Merhaba

Yayınlama: 03.10.2023
A+
A-

VİCDANLAR KARARMASIN

Geçen haftanın ikinci yarısında milletimizin hemen hepsini, hepimizi içine alan ekonomik krizle ilgili araştırma ve sonuçları yayımlandı.  

Ülkemizin yakasına kene gibi yapışan ekonomik krizin ağır faturası ülke nüfusunun neredeyse tamamını aç ve yoksul hale dönüştürdü, diye yazıldı. 

Araştırma; Türkiye’de 56 milyon insanın aç yaşadığını, 28 milyon insanın da yoksullukla boğuştuğunu, 86 Milyonluk nüfus içinde sadece iki milyon insanın rahat yaşadığı belirtilirken, 84 milyon insanın ise açlık ve yoksulluk içinde yaşam mücadelesi verdiği belirtildi. Anlaşılan o ki; Türkiye de Genel seçimler öncesi söylenen her sözün canlılık süreci seçimlere kadarmış. Şimdilerde yaşadıklarımızın hemen hepsi, seçim sonrası yaşadıklarımız daha önceleri yaşadıklarımızın tekrarı sanki! 

Yerel seçimler takviminin başlamasıyla verilmesi muhtemel ara öncesi gemi azıya alan fahiş fiyat, yüksek enflasyon, Türk Lirasında yaşanan değer kaybı, her yeni gün suratlarda şaklayan yeni zamlar, giderek çekilmez boyutlara ulaşan geçim derdi, artan sorumluluklar, küçülen-  emekli maaşları haksızlığının ve çaresizliklerinin açtığı yaralarının izlerini derinleştirdi.

Ulusumuzu saran ve de sarsan toplumsal fırtına şiddetini artırarak sürüyor.                                                                                                    
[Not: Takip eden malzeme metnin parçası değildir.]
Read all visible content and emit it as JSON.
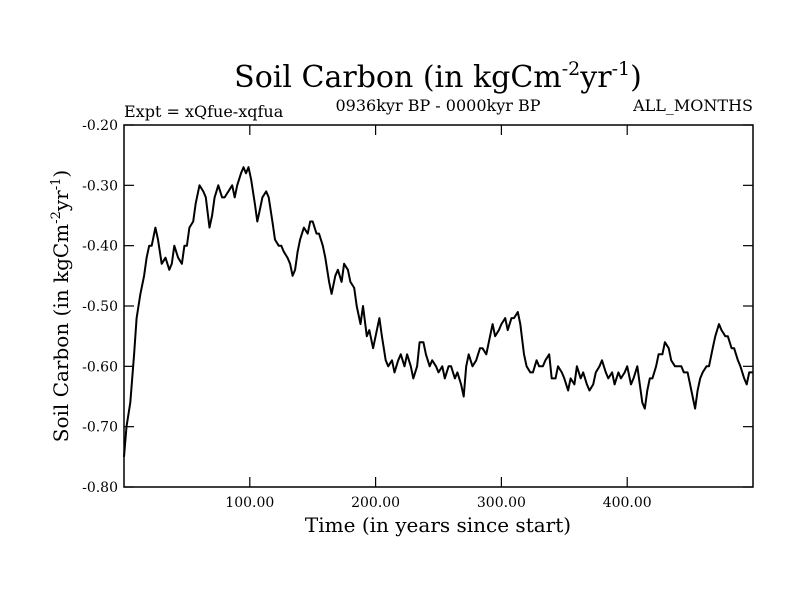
{
  "chart_data": {
    "type": "line",
    "title": "Soil Carbon (in kgCm",
    "title_exp1": "-2",
    "title_mid": "yr",
    "title_exp2": "-1",
    "title_end": ")",
    "expt_label": "Expt = xQfue-xqfua",
    "period_label": "0936kyr BP - 0000kyr BP",
    "months_label": "ALL_MONTHS",
    "xlabel": "Time (in years since start)",
    "ylabel": "Soil Carbon (in kgCm",
    "ylabel_exp1": "-2",
    "ylabel_mid": "yr",
    "ylabel_exp2": "-1",
    "ylabel_end": ")",
    "xlim": [
      0,
      500
    ],
    "ylim": [
      -0.8,
      -0.2
    ],
    "xticks": [
      100,
      200,
      300,
      400
    ],
    "xtick_labels": [
      "100.00",
      "200.00",
      "300.00",
      "400.00"
    ],
    "yticks": [
      -0.2,
      -0.3,
      -0.4,
      -0.5,
      -0.6,
      -0.7,
      -0.8
    ],
    "ytick_labels": [
      "-0.20",
      "-0.30",
      "-0.40",
      "-0.50",
      "-0.60",
      "-0.70",
      "-0.80"
    ],
    "grid": false,
    "line_color": "#000000",
    "series": [
      {
        "name": "Soil Carbon",
        "points": [
          [
            0,
            -0.75
          ],
          [
            2,
            -0.7
          ],
          [
            5,
            -0.66
          ],
          [
            8,
            -0.58
          ],
          [
            10,
            -0.52
          ],
          [
            13,
            -0.48
          ],
          [
            16,
            -0.45
          ],
          [
            18,
            -0.42
          ],
          [
            20,
            -0.4
          ],
          [
            22,
            -0.4
          ],
          [
            25,
            -0.37
          ],
          [
            27,
            -0.39
          ],
          [
            30,
            -0.43
          ],
          [
            33,
            -0.42
          ],
          [
            36,
            -0.44
          ],
          [
            38,
            -0.43
          ],
          [
            40,
            -0.4
          ],
          [
            43,
            -0.42
          ],
          [
            46,
            -0.43
          ],
          [
            48,
            -0.4
          ],
          [
            50,
            -0.4
          ],
          [
            52,
            -0.37
          ],
          [
            55,
            -0.36
          ],
          [
            57,
            -0.33
          ],
          [
            60,
            -0.3
          ],
          [
            63,
            -0.31
          ],
          [
            65,
            -0.32
          ],
          [
            68,
            -0.37
          ],
          [
            70,
            -0.35
          ],
          [
            72,
            -0.32
          ],
          [
            75,
            -0.3
          ],
          [
            78,
            -0.32
          ],
          [
            80,
            -0.32
          ],
          [
            83,
            -0.31
          ],
          [
            86,
            -0.3
          ],
          [
            88,
            -0.32
          ],
          [
            90,
            -0.3
          ],
          [
            93,
            -0.28
          ],
          [
            95,
            -0.27
          ],
          [
            97,
            -0.28
          ],
          [
            99,
            -0.27
          ],
          [
            101,
            -0.29
          ],
          [
            104,
            -0.33
          ],
          [
            106,
            -0.36
          ],
          [
            108,
            -0.34
          ],
          [
            110,
            -0.32
          ],
          [
            113,
            -0.31
          ],
          [
            115,
            -0.32
          ],
          [
            118,
            -0.36
          ],
          [
            120,
            -0.39
          ],
          [
            123,
            -0.4
          ],
          [
            125,
            -0.4
          ],
          [
            127,
            -0.41
          ],
          [
            130,
            -0.42
          ],
          [
            132,
            -0.43
          ],
          [
            134,
            -0.45
          ],
          [
            136,
            -0.44
          ],
          [
            138,
            -0.41
          ],
          [
            140,
            -0.39
          ],
          [
            143,
            -0.37
          ],
          [
            146,
            -0.38
          ],
          [
            148,
            -0.36
          ],
          [
            150,
            -0.36
          ],
          [
            153,
            -0.38
          ],
          [
            155,
            -0.38
          ],
          [
            158,
            -0.4
          ],
          [
            160,
            -0.42
          ],
          [
            163,
            -0.46
          ],
          [
            165,
            -0.48
          ],
          [
            168,
            -0.45
          ],
          [
            170,
            -0.44
          ],
          [
            173,
            -0.46
          ],
          [
            175,
            -0.43
          ],
          [
            178,
            -0.44
          ],
          [
            180,
            -0.46
          ],
          [
            183,
            -0.47
          ],
          [
            185,
            -0.5
          ],
          [
            188,
            -0.53
          ],
          [
            190,
            -0.5
          ],
          [
            193,
            -0.55
          ],
          [
            195,
            -0.54
          ],
          [
            198,
            -0.57
          ],
          [
            200,
            -0.55
          ],
          [
            203,
            -0.52
          ],
          [
            205,
            -0.55
          ],
          [
            208,
            -0.59
          ],
          [
            210,
            -0.6
          ],
          [
            213,
            -0.59
          ],
          [
            215,
            -0.61
          ],
          [
            218,
            -0.59
          ],
          [
            220,
            -0.58
          ],
          [
            223,
            -0.6
          ],
          [
            225,
            -0.58
          ],
          [
            228,
            -0.6
          ],
          [
            230,
            -0.62
          ],
          [
            233,
            -0.6
          ],
          [
            235,
            -0.56
          ],
          [
            238,
            -0.56
          ],
          [
            240,
            -0.58
          ],
          [
            243,
            -0.6
          ],
          [
            245,
            -0.59
          ],
          [
            248,
            -0.6
          ],
          [
            250,
            -0.61
          ],
          [
            253,
            -0.6
          ],
          [
            255,
            -0.62
          ],
          [
            258,
            -0.6
          ],
          [
            260,
            -0.6
          ],
          [
            263,
            -0.62
          ],
          [
            265,
            -0.61
          ],
          [
            268,
            -0.63
          ],
          [
            270,
            -0.65
          ],
          [
            272,
            -0.6
          ],
          [
            274,
            -0.58
          ],
          [
            277,
            -0.6
          ],
          [
            280,
            -0.59
          ],
          [
            283,
            -0.57
          ],
          [
            285,
            -0.57
          ],
          [
            288,
            -0.58
          ],
          [
            290,
            -0.56
          ],
          [
            293,
            -0.53
          ],
          [
            295,
            -0.55
          ],
          [
            298,
            -0.54
          ],
          [
            300,
            -0.53
          ],
          [
            303,
            -0.52
          ],
          [
            305,
            -0.54
          ],
          [
            308,
            -0.52
          ],
          [
            310,
            -0.52
          ],
          [
            313,
            -0.51
          ],
          [
            315,
            -0.53
          ],
          [
            318,
            -0.58
          ],
          [
            320,
            -0.6
          ],
          [
            323,
            -0.61
          ],
          [
            325,
            -0.61
          ],
          [
            328,
            -0.59
          ],
          [
            330,
            -0.6
          ],
          [
            333,
            -0.6
          ],
          [
            335,
            -0.59
          ],
          [
            338,
            -0.58
          ],
          [
            340,
            -0.62
          ],
          [
            343,
            -0.62
          ],
          [
            345,
            -0.6
          ],
          [
            348,
            -0.61
          ],
          [
            350,
            -0.62
          ],
          [
            353,
            -0.64
          ],
          [
            355,
            -0.62
          ],
          [
            358,
            -0.63
          ],
          [
            360,
            -0.6
          ],
          [
            363,
            -0.62
          ],
          [
            365,
            -0.61
          ],
          [
            368,
            -0.63
          ],
          [
            370,
            -0.64
          ],
          [
            373,
            -0.63
          ],
          [
            375,
            -0.61
          ],
          [
            378,
            -0.6
          ],
          [
            380,
            -0.59
          ],
          [
            383,
            -0.61
          ],
          [
            385,
            -0.62
          ],
          [
            388,
            -0.61
          ],
          [
            390,
            -0.63
          ],
          [
            393,
            -0.61
          ],
          [
            395,
            -0.62
          ],
          [
            398,
            -0.61
          ],
          [
            400,
            -0.6
          ],
          [
            403,
            -0.63
          ],
          [
            405,
            -0.62
          ],
          [
            408,
            -0.6
          ],
          [
            410,
            -0.63
          ],
          [
            412,
            -0.66
          ],
          [
            414,
            -0.67
          ],
          [
            416,
            -0.64
          ],
          [
            418,
            -0.62
          ],
          [
            420,
            -0.62
          ],
          [
            423,
            -0.6
          ],
          [
            425,
            -0.58
          ],
          [
            428,
            -0.58
          ],
          [
            430,
            -0.56
          ],
          [
            433,
            -0.57
          ],
          [
            435,
            -0.59
          ],
          [
            438,
            -0.6
          ],
          [
            440,
            -0.6
          ],
          [
            443,
            -0.6
          ],
          [
            445,
            -0.61
          ],
          [
            448,
            -0.61
          ],
          [
            450,
            -0.63
          ],
          [
            452,
            -0.65
          ],
          [
            454,
            -0.67
          ],
          [
            456,
            -0.64
          ],
          [
            458,
            -0.62
          ],
          [
            460,
            -0.61
          ],
          [
            463,
            -0.6
          ],
          [
            465,
            -0.6
          ],
          [
            468,
            -0.57
          ],
          [
            470,
            -0.55
          ],
          [
            473,
            -0.53
          ],
          [
            475,
            -0.54
          ],
          [
            478,
            -0.55
          ],
          [
            480,
            -0.55
          ],
          [
            483,
            -0.57
          ],
          [
            485,
            -0.57
          ],
          [
            488,
            -0.59
          ],
          [
            490,
            -0.6
          ],
          [
            493,
            -0.62
          ],
          [
            495,
            -0.63
          ],
          [
            497,
            -0.61
          ],
          [
            500,
            -0.61
          ]
        ]
      }
    ]
  }
}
Dünyada yoksulluk girdabına düşenlerin sayıları her yerde azalıyor. Bizde yoksulluk buhranı tavan tapıyor. Fakirlik yoksulluk girdabına düşenlerin sayıları giderek artıyor.

Neden?

Bir avuç tuzu kuruyu değerlendirmenin dışında tutsanız. Geride kalan Karabük yaşayanlarının hemen hepsi Sos-yo ekonomik gidişattan, hoşnut olmadığını söyler, Yarısı mutsuzum, diğer yarısı çok daha mutsuz olduğunu söylüyor. 

Kötü günler bitecek diye çok sevinmiştik, oysa!  Kötü günler bitti derken meğer gelen çok daha kötülerindenmiş.

Anlaşılan Genel seçimler öncesi ve sonrası yaşadıklarımızın tekrarını, Yerel Seçimler öncesi de sonrası da tekrardan yaşayacağız.  

Rastlaştığınız hemen herkes aynı şeyleri söylüyor.                    

Görüyorum ki yalnız değilmişim. 

Alanında satanında hikayesi aynı. “Yaklaşık 14 – 15 yıldır Karabük merkezin ve Safranbolu’nun pazarlarında ürettiklerimizi satar ihtiyaçlarımızı alırız. son iki üç senedir yaşanan ağır ekonomik koşulların satanında alanında bu kadar zorlandığını görmemiş, yaşamamıştık diye başlar.” Devam ederler, Sizde katılır desteğinizi bir şekilde ifade edersiniz.                                                                                                                                                            “Hayat zor, her şey pahalı. Hayat ateş olmuş kimse yaklaşamıyor.  

Pazarlarda alış- veriş zamanları değişti, farkında iseniz, azınlık sabahı büyük çoğunluk sonrasını yani gün bitimine yakın zamanı seçiyor.” Neden? sorusunun cevabı iç acıtıcı ve uzun.                             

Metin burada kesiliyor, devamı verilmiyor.